2. The Company is duly organized, validly registered and existing in good standing under the laws of Cyprus.
3. The Shares underlying the ADSs, conform to the description thereof in the Registration Statement and the Prospectus Supplement.
3. Qualifications:
This Opinion is subject to the following qualifications and considerations:
(a) This Opinion is confined solely to the laws of Cyprus in force at the date of this Opinion and we have made no investigation and no opinion is expressed or implied as to the laws of any other jurisdiction.
(b) Save as provided herein, we have not made any enquiries or investigations concerning the solvency of any of the parties.
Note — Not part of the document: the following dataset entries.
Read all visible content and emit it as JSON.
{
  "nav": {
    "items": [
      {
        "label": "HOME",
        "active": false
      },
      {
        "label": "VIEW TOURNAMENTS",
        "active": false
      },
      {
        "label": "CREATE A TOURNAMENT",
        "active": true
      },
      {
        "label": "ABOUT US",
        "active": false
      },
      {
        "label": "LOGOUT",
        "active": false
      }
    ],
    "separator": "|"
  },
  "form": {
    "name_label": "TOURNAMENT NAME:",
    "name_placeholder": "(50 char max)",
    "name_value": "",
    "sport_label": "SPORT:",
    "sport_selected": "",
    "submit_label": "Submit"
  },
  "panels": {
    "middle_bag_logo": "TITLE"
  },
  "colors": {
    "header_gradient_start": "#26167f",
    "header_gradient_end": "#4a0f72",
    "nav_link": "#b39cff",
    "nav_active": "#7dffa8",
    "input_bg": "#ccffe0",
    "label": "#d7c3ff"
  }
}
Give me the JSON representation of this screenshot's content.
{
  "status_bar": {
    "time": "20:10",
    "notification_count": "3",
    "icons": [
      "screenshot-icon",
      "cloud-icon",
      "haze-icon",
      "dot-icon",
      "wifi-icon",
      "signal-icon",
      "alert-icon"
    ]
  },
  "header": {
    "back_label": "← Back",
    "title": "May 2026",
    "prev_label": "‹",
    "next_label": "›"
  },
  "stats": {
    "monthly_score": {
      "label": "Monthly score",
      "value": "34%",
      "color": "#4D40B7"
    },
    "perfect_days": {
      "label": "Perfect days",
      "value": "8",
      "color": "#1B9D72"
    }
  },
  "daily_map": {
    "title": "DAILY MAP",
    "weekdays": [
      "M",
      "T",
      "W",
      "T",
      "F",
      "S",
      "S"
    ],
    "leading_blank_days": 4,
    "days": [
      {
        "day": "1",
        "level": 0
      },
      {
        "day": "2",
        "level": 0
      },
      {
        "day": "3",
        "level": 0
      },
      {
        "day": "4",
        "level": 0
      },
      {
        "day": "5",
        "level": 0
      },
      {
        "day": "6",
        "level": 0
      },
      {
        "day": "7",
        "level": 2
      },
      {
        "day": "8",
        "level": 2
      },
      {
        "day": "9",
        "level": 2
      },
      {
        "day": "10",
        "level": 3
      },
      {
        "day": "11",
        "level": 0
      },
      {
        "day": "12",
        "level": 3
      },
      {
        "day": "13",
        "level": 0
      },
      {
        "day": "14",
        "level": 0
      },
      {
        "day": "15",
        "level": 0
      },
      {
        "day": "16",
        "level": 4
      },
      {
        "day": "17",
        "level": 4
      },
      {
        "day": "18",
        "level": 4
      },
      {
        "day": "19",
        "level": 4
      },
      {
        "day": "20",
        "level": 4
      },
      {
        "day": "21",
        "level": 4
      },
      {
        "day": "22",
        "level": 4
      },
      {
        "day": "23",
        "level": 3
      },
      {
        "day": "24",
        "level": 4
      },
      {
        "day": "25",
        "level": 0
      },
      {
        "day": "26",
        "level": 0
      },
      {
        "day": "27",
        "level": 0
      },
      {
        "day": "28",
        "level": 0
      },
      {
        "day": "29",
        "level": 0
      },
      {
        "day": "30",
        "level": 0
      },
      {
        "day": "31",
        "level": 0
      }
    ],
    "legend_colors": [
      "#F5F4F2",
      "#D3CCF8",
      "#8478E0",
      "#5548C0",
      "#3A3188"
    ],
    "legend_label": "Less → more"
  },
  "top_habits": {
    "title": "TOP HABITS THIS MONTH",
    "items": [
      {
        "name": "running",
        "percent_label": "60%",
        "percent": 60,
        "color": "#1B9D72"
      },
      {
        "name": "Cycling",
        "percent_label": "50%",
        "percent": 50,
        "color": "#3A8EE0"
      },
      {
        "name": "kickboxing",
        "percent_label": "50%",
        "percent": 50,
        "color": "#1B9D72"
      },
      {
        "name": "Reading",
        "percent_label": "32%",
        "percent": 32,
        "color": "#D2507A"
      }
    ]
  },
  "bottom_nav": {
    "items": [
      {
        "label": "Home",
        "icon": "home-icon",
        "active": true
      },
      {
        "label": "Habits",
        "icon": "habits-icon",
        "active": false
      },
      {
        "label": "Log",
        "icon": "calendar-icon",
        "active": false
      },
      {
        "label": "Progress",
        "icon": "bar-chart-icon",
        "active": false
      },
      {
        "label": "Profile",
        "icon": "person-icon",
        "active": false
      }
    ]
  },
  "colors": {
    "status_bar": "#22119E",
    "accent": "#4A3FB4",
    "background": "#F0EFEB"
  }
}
(c) This Opinion is subject to all limitations resulting from the laws of bankruptcy, insolvency, liquidation and other laws of general application relating to or affecting the rights of creditors.
(d) We have assumed that all factual representations in the Registration Statement are accurate and complete. We express no view or opinion on any statements of fact made in the Registration Statement and the Prospectus Supplement.
We hereby consent to the filing of this Opinion in connection with filing the Prospectus Supplement and to the use of our name under the caption “Legal Matters” and to the discussion of the Opinion in the Prospectus Supplement. In giving such consent, we do not thereby admit that we are within the category of persons whose consent is required under Section 7 of the Act or the rules or regulations of the Commission promulgated thereunder.